6 Responses to “UNC DFI: Of the Public, For the Public”

  1. Dr. Patricia Mitchell

    Thank you for this data…I’ve worked with DFI when at the Department of Commerce in the Rural Development Division and they were contracted to do the visioning/planning for the Old Broughton area in Burke County. DFI is an important resource for the State of NC and its communities. Great work by knowledgeable individuals.

  2. Rodger Lentz

    DFI has truly benefitted Wilson, NC. From assistance in analyzing where we were in regards to distressed properties to developing implementable strategies, DFI has helped us move the needle on downtown revitalization. Most of all, DFI helped us understand the private side of development so we were better prepared when negotiating real world deals.

  3. Jay Gibson, P.E.

    DFI has, and continues, to provide a significant base of expertise to fill a void at a critical time in the history of our State, Counties, and communities. As resources become more scarce, stretched by the demand for an ever-growing array of services, it is critical for leaders to analyze and maximize the return on each and every public dollar. This is especially true for public funds contemplated for investment in P3’s or other endeavors formerly outside the scope of local government activities. Kudos to DFI – and the School of Government – for bringing together the expertise and resources to appropriately counsel and guide local governments from concept to completion in these activities.

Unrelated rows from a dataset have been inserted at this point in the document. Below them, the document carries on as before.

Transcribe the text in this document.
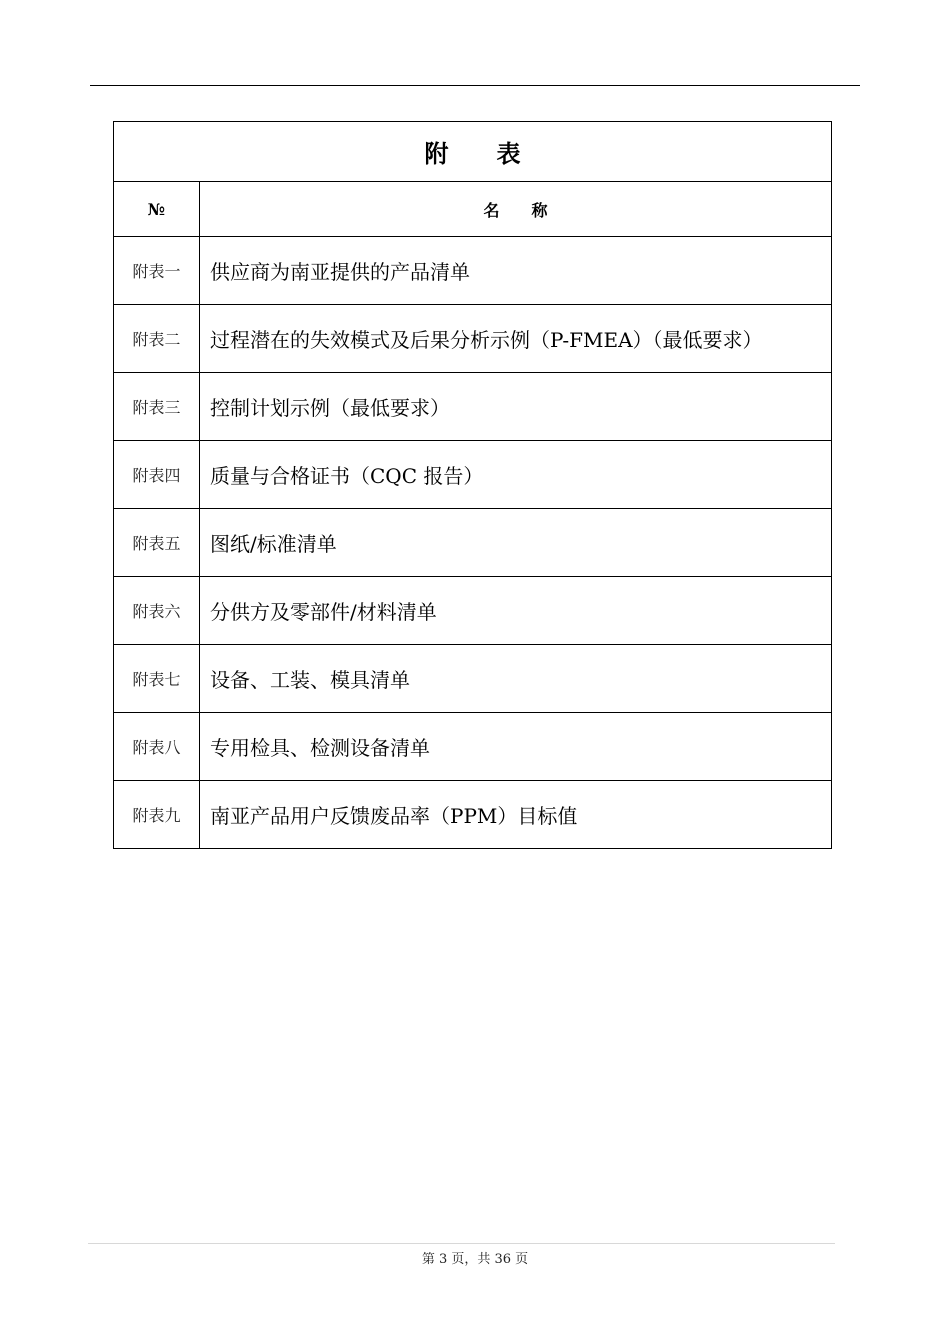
附　　表	
№	名　　称
附表一	供应商为南亚提供的产品清单
附表二	过程潜在的失效模式及后果分析示例（P-FMEA）（最低要求）
附表三	控制计划示例（最低要求）
附表四	质量与合格证书（CQC 报告）
附表五	图纸/标准清单
附表六	分供方及零部件/材料清单
附表七	设备、工装、模具清单
附表八	专用检具、检测设备清单
附表九	南亚产品用户反馈废品率（PPM）目标值
第 3 页，共 36 页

  4. Stephanie Watkins-Cruz

    DFI’s impact is unsurprisingly vast. As a fellow, DFI taught me to understand how to understand aspects of real estate development that I frequently use today in my professional role as a Policy Analyst for Chatham County. By understanding ways in which private investment can be leveraged to see public goals come to fruition, I’m able to communicate not only to our leadership team, but also to our board, exactly how we are able to collaborate with the private sector, and why it is important that we do so. Before my time at UNC, a DFI class did a project on the Henry Siler School in Siler City. One of the proposed uses of that project was affordable housing. Fast forward a handful of years, leadership in the County made intentional decisions- the contribution of land, a low-interest loan- to support the Henry Siler School’s transformation into 44 affordable housing units. Those 44 units will come online late 2020. Thanks to that analysis, the path to accomplishing something of great public value was identified, and will be accomplished. I plan to continue using the invaluable lessons I learned from DFI to bring more affordable housing to Chatham County through intentional public-private partnerships. I’m incredibly glad they exist and are continuing to help communities like mine and all over North Carolina in more ways than one.

  5. The City of Hendersonville has worked with DFI on multiple projects over the past six years. In the early years, DFI assisted our City Council and staff with understanding the private developers perspective and what questions to ask when negotiating a public- private partnership. DFI was a critical member of the team that negotiated the partnership that resulted in the redevelopment of the Grey Hosiery Mill. The mission of the UNC School of Government has always been to train local government officials. DFI is an extension of this mission and I can attest that their work has increased the organizational capacity of the Hendersonville staff to negotiate public-private partnerships. This capacity will be critical for the future success of our community.